Rich Kirkpatrick, chief spokesman for PennDOT, said the agency also is staring at a grim future, given its reliance on state and federal funds.

“The funding future is murky at the moment,” he said. “Washington has not yet given us the next six-year authorization, which gives a sense of how much money will be available.”

The School District of Philadelphia is in the most dire straits, with an estimated budget shortfall of between $234 million and $500 million for the next financial year. The district received $503 million in stimulus dollars, although some of that money was used to make up for reduced state funding.

Michael Masch, the district’s chief financial officer, said it does not look as if state and local tax revenue will be enough to offset the lost stimulus dollars.

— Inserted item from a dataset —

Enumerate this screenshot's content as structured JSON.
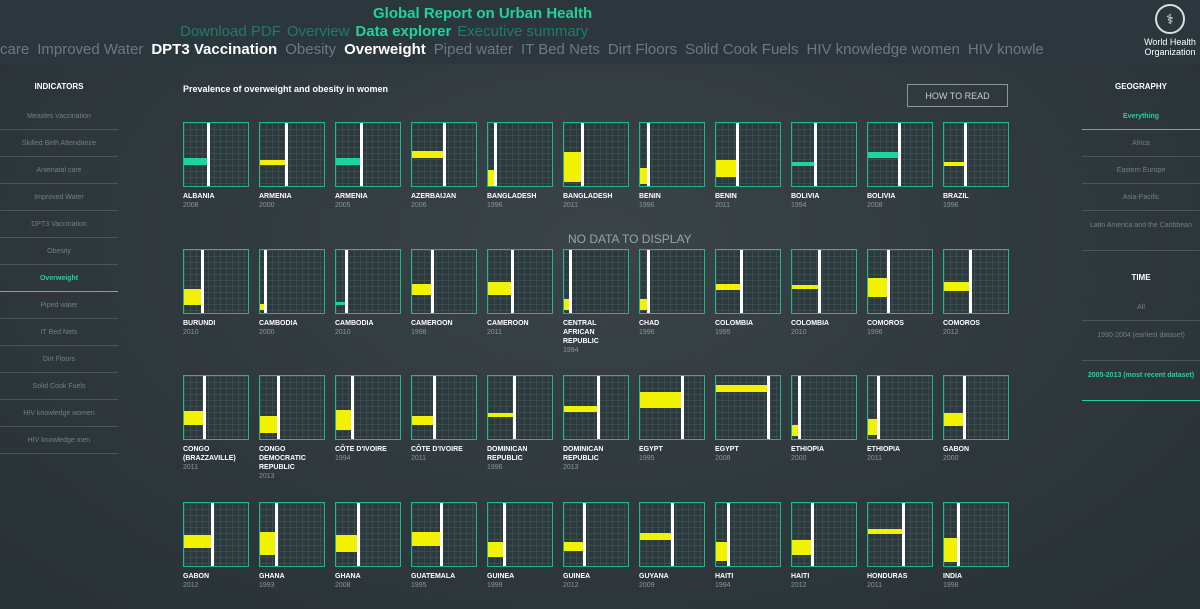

“It now appears, although we are officially out of recession, we are not going to be in September 2011 where the Congress thought we would be in February 2009,” said Masch. “The state and local revenue has not returned to a sufficient level.”

In addition to a lean future at City Hall and local public agencies, another key concern as the stimulus money runs out is what will happen at the state level. Gov.-elect Tom Corbett will face a budget gap of more than $3 billion next year, most of which is due to the expiration of stimulus funds.

Economist Herzenberg stressed that if cutting is the main tool used to balance the budget, there could be a major impact on employment and long-term recovery.

“It is helpful just to remind people that if we do nothing more in Washington and Harrisburg on the jobs front, while the Recovery Act money goes away, then we are running the risk of the economy stalling again,” Herzenberg said. “We need to have a pragmatic conversation about how to strengthen the economy.”

This report was prepared by Daily News staff writer Catherine Lucey and Ben Waxman of “It’s Our Money,” a joint project between the Daily News and WHYY that is funded by the William Penn Foundation.